Professor of Pathology and Laboratory Medicine Rebecca Wilcox, M.D., has been appointed associate dean for faculty affairs at the Larner College of Medicine.
Rebecca Wilcox, M.D.
Professor of Pathology and Laboratory Medicine Rebecca Wilcox, M.D., has been appointed associate dean for faculty affairs at the Larner College of Medicine at the University of Vermont.
Wilcox joined the UVM faculty in 2009, and currently serves as vice chair for education for her department and section leader of the Gastrointestinal/Liver Pathology Service at the UVM Health Network. She served for five years as director of the first-year medical school course "Nutrition, Metabolism and Gastrointestinal System in Health and Disease," and for two years directed the Advanced Integration Surgical Pathology Elective. She also served as a faculty coach for the Association of American Medical Colleges' Leadership Education and Development (LEAD) certificate program and is a graduate of the LEAD program.
Among Wilcox's many honors are four Foundations Course Director Awards and two Foundations Teaching Awards. In 2014, she received the UVM Kroepsch-Maurice Excellence in Teaching Award. She has twice received the American Medical Women’s Association Gender Equity Award, and was chosen by the Larner medical Class of 2019 to deliver the keynote address at their commencement.

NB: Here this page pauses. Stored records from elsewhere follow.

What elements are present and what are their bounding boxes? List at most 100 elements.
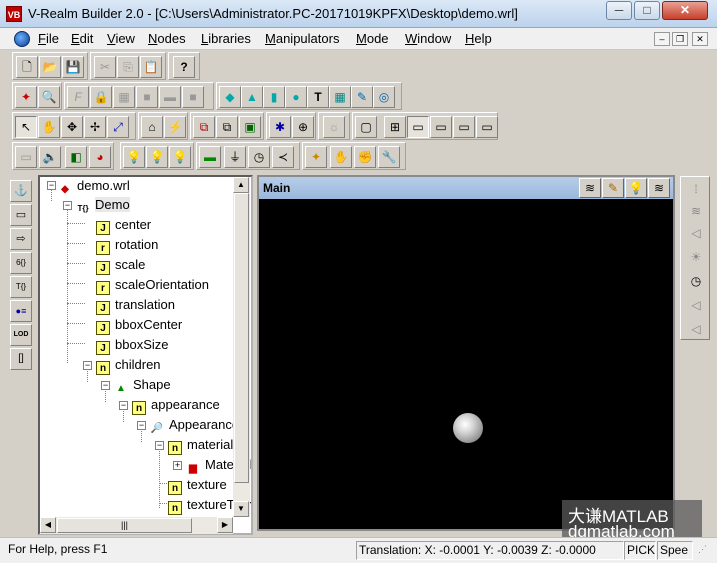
menu-mode[interactable]: Mode — [356, 31, 389, 46]
function-icon[interactable]: F — [67, 86, 89, 108]
sphere-icon[interactable]: ● — [285, 86, 307, 108]
horizontal-scroll-thumb[interactable]: ||| — [57, 518, 192, 533]
material-node-expand-button[interactable]: + — [173, 461, 182, 470]
scroll-left-icon[interactable]: ◀ — [40, 517, 56, 533]
cylinder-icon[interactable]: ▮ — [263, 86, 285, 108]
save-icon[interactable]: 💾 — [62, 56, 84, 78]
square-node-icon[interactable]: ■ — [182, 86, 204, 108]
background-icon[interactable]: ◧ — [65, 146, 87, 168]
children-collapse-button[interactable]: − — [83, 361, 92, 370]
find-node-icon[interactable]: 🔍 — [38, 86, 60, 108]
fist-icon[interactable]: ✊ — [354, 146, 376, 168]
axes-icon[interactable]: ✱ — [269, 116, 291, 138]
view-settings-icon[interactable]: ≋ — [648, 178, 670, 198]
scroll-right-icon[interactable]: ▶ — [217, 517, 233, 533]
menu-help[interactable]: Help — [465, 31, 492, 46]
mdi-minimize-button[interactable]: – — [654, 32, 670, 46]
menu-libraries[interactable]: Libraries — [201, 31, 251, 46]
mdi-close-button[interactable]: ✕ — [692, 32, 708, 46]
layout-left-icon[interactable]: ▭ — [453, 116, 475, 138]
tree-item-rotation[interactable]: r rotation — [96, 236, 158, 255]
view-timer-icon[interactable]: ◷ — [685, 271, 707, 291]
lod-icon[interactable]: LOD — [10, 324, 32, 346]
bar-node-icon[interactable]: ▬ — [159, 86, 181, 108]
inline-icon[interactable]: ●≡ — [10, 300, 32, 322]
headlight-icon[interactable]: ☼ — [323, 116, 345, 138]
main-3d-view[interactable]: Main ≋ ✎ 💡 ≋ — [257, 175, 675, 531]
indexed-face-set-icon[interactable]: ◎ — [373, 86, 395, 108]
app-icon[interactable]: VB — [6, 6, 22, 22]
lightning-icon[interactable]: ⚡ — [164, 116, 186, 138]
proximity-sensor-icon[interactable]: ▬ — [199, 146, 221, 168]
time-sensor-icon[interactable]: ◷ — [248, 146, 270, 168]
view-options-icon[interactable]: ≋ — [579, 178, 601, 198]
plane-sensor-icon[interactable]: ✦ — [305, 146, 327, 168]
close-button[interactable]: ✕ — [662, 1, 708, 20]
view-window-icon[interactable]: ▣ — [239, 116, 261, 138]
tree-item-demo[interactable]: T{} Demo — [76, 196, 130, 214]
tree-root[interactable]: ◆ demo.wrl — [58, 177, 130, 195]
layout-quad-icon[interactable]: ⊞ — [384, 116, 406, 138]
elevation-grid-icon[interactable]: ▦ — [329, 86, 351, 108]
view-tool-3-icon[interactable]: ◁ — [685, 223, 707, 243]
spot-light-icon[interactable]: 💡 — [123, 146, 145, 168]
crosshair-icon[interactable]: ⊕ — [292, 116, 314, 138]
appearance-node-collapse-button[interactable]: − — [137, 421, 146, 430]
sound-icon[interactable]: 🔈 — [39, 146, 61, 168]
menu-file[interactable]: File — [38, 31, 59, 46]
menu-view[interactable]: View — [107, 31, 135, 46]
grid-node-icon[interactable]: ▦ — [113, 86, 135, 108]
lock-icon[interactable]: 🔒 — [90, 86, 112, 108]
maximize-button[interactable]: □ — [634, 1, 660, 20]
menu-window[interactable]: Window — [405, 31, 451, 46]
node-star-icon[interactable]: ✦ — [15, 86, 37, 108]
tile-windows-icon[interactable]: ⧉ — [216, 116, 238, 138]
cut-icon[interactable]: ✂ — [94, 56, 116, 78]
material-field-collapse-button[interactable]: − — [155, 441, 164, 450]
tree-item-children[interactable]: n children — [96, 356, 161, 375]
root-collapse-button[interactable]: − — [47, 181, 56, 190]
billboard-icon[interactable]: ▭ — [10, 204, 32, 226]
box-icon[interactable]: ◆ — [219, 86, 241, 108]
tree-item-appearance-field[interactable]: n appearance — [132, 396, 220, 415]
tree-item-center[interactable]: Jcenter — [96, 216, 151, 235]
document-globe-icon[interactable] — [14, 31, 30, 47]
tree-item-scaleorientation[interactable]: r scaleOrientation — [96, 276, 209, 295]
edit-pencil-icon[interactable]: ✎ — [602, 178, 624, 198]
view-tool-6-icon[interactable]: ◁ — [685, 295, 707, 315]
mdi-restore-button[interactable]: ❐ — [672, 32, 688, 46]
view-tool-7-icon[interactable]: ◁ — [685, 319, 707, 339]
hand-icon[interactable]: ✋ — [330, 146, 352, 168]
hand-grab-icon[interactable]: ✋ — [38, 116, 60, 138]
transform-icon[interactable]: T{} — [10, 276, 32, 298]
group-icon[interactable]: 6{} — [10, 252, 32, 274]
anchor-icon[interactable]: ⚓ — [10, 180, 32, 202]
tree-item-shape[interactable]: ▲ Shape — [114, 376, 171, 394]
movie-icon[interactable]: ▭ — [15, 146, 37, 168]
headlight-toggle-icon[interactable]: 💡 — [625, 178, 647, 198]
directional-light-icon[interactable]: 💡 — [169, 146, 191, 168]
tree-item-appearance-node[interactable]: 🔎 Appearance — [150, 416, 239, 434]
move-icon[interactable]: ✥ — [61, 116, 83, 138]
tree-item-texture[interactable]: n texture — [168, 476, 227, 495]
appearance-field-collapse-button[interactable]: − — [119, 401, 128, 410]
scene-tree-panel[interactable]: − ◆ demo.wrl − T{} Demo Jcenter r rotation … — [38, 175, 253, 535]
home-view-icon[interactable]: ⌂ — [141, 116, 163, 138]
select-arrow-icon[interactable]: ↖ — [15, 116, 37, 138]
new-file-icon[interactable]: 🗋 — [16, 56, 38, 78]
tree-item-scale[interactable]: Jscale — [96, 256, 145, 275]
copy-icon[interactable]: ⎘ — [117, 56, 139, 78]
tree-item-material-field[interactable]: n material — [168, 436, 233, 455]
scale-icon[interactable]: ⤢ — [107, 116, 129, 138]
minimize-button[interactable]: ─ — [606, 1, 632, 20]
menu-edit[interactable]: Edit — [71, 31, 93, 46]
interpolator-icon[interactable]: ≺ — [272, 146, 294, 168]
cascade-windows-icon[interactable]: ⧉ — [193, 116, 215, 138]
world-info-icon[interactable]: ◕ — [89, 146, 111, 168]
resize-grip-icon[interactable]: ⋰ — [698, 541, 714, 560]
tree-vertical-scrollbar[interactable]: ▲ ▼ — [233, 177, 250, 517]
view-tool-2-icon[interactable]: ≋ — [685, 201, 707, 221]
tree-item-bboxcenter[interactable]: JbboxCenter — [96, 316, 182, 335]
wrench-icon[interactable]: 🔧 — [378, 146, 400, 168]
rendered-sphere[interactable] — [453, 413, 483, 443]
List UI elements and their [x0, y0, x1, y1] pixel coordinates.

Wilcox received her medical degree from Oregon Health Science University, and completed a residency in anatomic and clinical pathology at the University of Chicago Hospitals, where she also served as chief resident and completed a fellowship in gastrointestinal and hepatology pathology.
To date, Wilcox has published 39 peer-reviewed articles, eleven book chapters, and has presented 30 national/international lectures and is currently serving as editor of Gray’s Integrated Medical Sciences for Students: A Foundation for Clinical Practice, an Elsevier textbook. She is a subcontract principal investigator on a National Cancer Institute R25 education grant that has supported the development of an international genomic medicine curriculum for medical students, and she co-chairs the interprofessional Undergraduate Teaching in Genomics (UTRIG) Work Group under this grant.
Wilcox succeeds Charles Irvin, Ph.D., who stepped down as associate dean for faculty affairs after serving in that role since 2012.